I’ve recently become a disciple of GM. No, I’m not under spell by my General Manager, and I’m not taking to learn more about the short-lived Genetically Modified. Nope, I’ve fallen in love with the Corsa , a hot hatch built by General Motors’ Germany-based Opel division. The only GM I’ve recognised for the past 18 months – or so.
It’s easy to get carried away with power figures because they get tossed around so much in the auto industry. 200, 230, 190, 210; it’s all theoretical until you have your butt in the driver’s seat and your foot buried in the throttle.
Behind the wheel, 207 is about spot on for the Corsa. Remember, it’s the size of a Toyota Etios and it tips the scale at 118kg. Any more power would make the Corsa overwhelming to drive on the street, and any less would make it feel sluggish.
The turbo is what makes the fire-breathing Corsa stand out from its rivals, including the Ford Fiesta and the Volkswagen Polo. In many pocket-sized hot hatches, the engine lacks a pulse until the turbocharger kicks in, it spins itself dizzy in the middle of the torque band, and it wheezes to the rev limiter.

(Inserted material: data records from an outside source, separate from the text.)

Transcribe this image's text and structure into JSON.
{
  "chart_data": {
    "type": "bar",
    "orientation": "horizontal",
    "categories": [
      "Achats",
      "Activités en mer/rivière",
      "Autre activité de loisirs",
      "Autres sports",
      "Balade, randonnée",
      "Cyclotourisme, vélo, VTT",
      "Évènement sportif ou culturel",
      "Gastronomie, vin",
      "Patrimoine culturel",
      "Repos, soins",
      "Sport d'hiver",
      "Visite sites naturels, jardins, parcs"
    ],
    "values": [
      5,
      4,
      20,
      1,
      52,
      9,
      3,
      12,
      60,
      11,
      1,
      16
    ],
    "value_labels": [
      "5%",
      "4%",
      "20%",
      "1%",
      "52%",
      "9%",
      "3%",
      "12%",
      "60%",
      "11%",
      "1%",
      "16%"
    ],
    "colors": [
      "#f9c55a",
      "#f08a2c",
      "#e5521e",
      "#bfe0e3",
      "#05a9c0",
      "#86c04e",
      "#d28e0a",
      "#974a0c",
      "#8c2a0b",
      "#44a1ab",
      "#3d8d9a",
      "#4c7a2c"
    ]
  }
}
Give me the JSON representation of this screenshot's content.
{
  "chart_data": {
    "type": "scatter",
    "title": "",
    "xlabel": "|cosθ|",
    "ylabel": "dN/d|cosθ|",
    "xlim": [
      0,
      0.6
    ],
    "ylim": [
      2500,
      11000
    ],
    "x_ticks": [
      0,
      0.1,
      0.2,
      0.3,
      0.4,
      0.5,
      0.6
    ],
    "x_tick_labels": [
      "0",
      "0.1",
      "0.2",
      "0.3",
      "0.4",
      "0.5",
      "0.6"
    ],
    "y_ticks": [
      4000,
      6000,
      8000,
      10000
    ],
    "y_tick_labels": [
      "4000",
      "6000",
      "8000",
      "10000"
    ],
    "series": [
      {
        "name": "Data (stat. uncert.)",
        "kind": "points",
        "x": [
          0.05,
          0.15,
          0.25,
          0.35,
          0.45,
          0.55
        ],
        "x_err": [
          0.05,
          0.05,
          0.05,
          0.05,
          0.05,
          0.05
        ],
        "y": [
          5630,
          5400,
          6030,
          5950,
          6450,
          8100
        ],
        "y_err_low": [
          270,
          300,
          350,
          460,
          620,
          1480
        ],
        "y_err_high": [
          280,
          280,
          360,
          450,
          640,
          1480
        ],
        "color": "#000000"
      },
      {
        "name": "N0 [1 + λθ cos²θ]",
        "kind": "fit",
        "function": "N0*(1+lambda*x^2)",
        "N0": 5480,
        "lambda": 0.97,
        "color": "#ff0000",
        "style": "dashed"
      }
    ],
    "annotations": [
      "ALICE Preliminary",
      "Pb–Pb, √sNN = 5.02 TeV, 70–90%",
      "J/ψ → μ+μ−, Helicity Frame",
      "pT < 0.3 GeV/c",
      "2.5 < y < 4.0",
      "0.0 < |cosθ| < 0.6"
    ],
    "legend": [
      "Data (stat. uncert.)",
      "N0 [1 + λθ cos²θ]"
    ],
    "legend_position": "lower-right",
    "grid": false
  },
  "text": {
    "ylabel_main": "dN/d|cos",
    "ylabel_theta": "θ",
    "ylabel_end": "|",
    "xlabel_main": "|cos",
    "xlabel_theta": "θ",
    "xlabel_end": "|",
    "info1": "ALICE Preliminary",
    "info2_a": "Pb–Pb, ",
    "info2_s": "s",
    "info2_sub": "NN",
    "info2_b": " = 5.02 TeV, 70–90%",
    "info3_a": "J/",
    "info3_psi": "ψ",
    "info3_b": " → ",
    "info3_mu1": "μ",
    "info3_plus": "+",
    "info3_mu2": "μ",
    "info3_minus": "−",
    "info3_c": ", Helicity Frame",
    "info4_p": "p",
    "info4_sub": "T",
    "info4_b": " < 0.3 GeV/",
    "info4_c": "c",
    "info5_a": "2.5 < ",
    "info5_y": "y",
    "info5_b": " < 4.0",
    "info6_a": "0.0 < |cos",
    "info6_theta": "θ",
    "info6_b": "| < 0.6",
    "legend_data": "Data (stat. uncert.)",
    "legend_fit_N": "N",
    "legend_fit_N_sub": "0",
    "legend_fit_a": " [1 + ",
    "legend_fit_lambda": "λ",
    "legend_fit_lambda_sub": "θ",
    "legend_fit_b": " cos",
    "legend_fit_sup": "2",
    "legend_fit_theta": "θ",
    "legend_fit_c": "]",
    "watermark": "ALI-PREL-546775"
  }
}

The turbo is what makes the fire-breathing Corsa stand out from its rivals.
The Corsa is quick off the line because the torque comes on relatively early, the engine pulls hard and steady right through the middle of the torque band, and it becomes downright explosive once the tach needle passes the 3,000-rpm mark. It’s like if the four-banger just drank a Big Gulp’s worth of Red Bull after shooting three espressos – if that makes sense.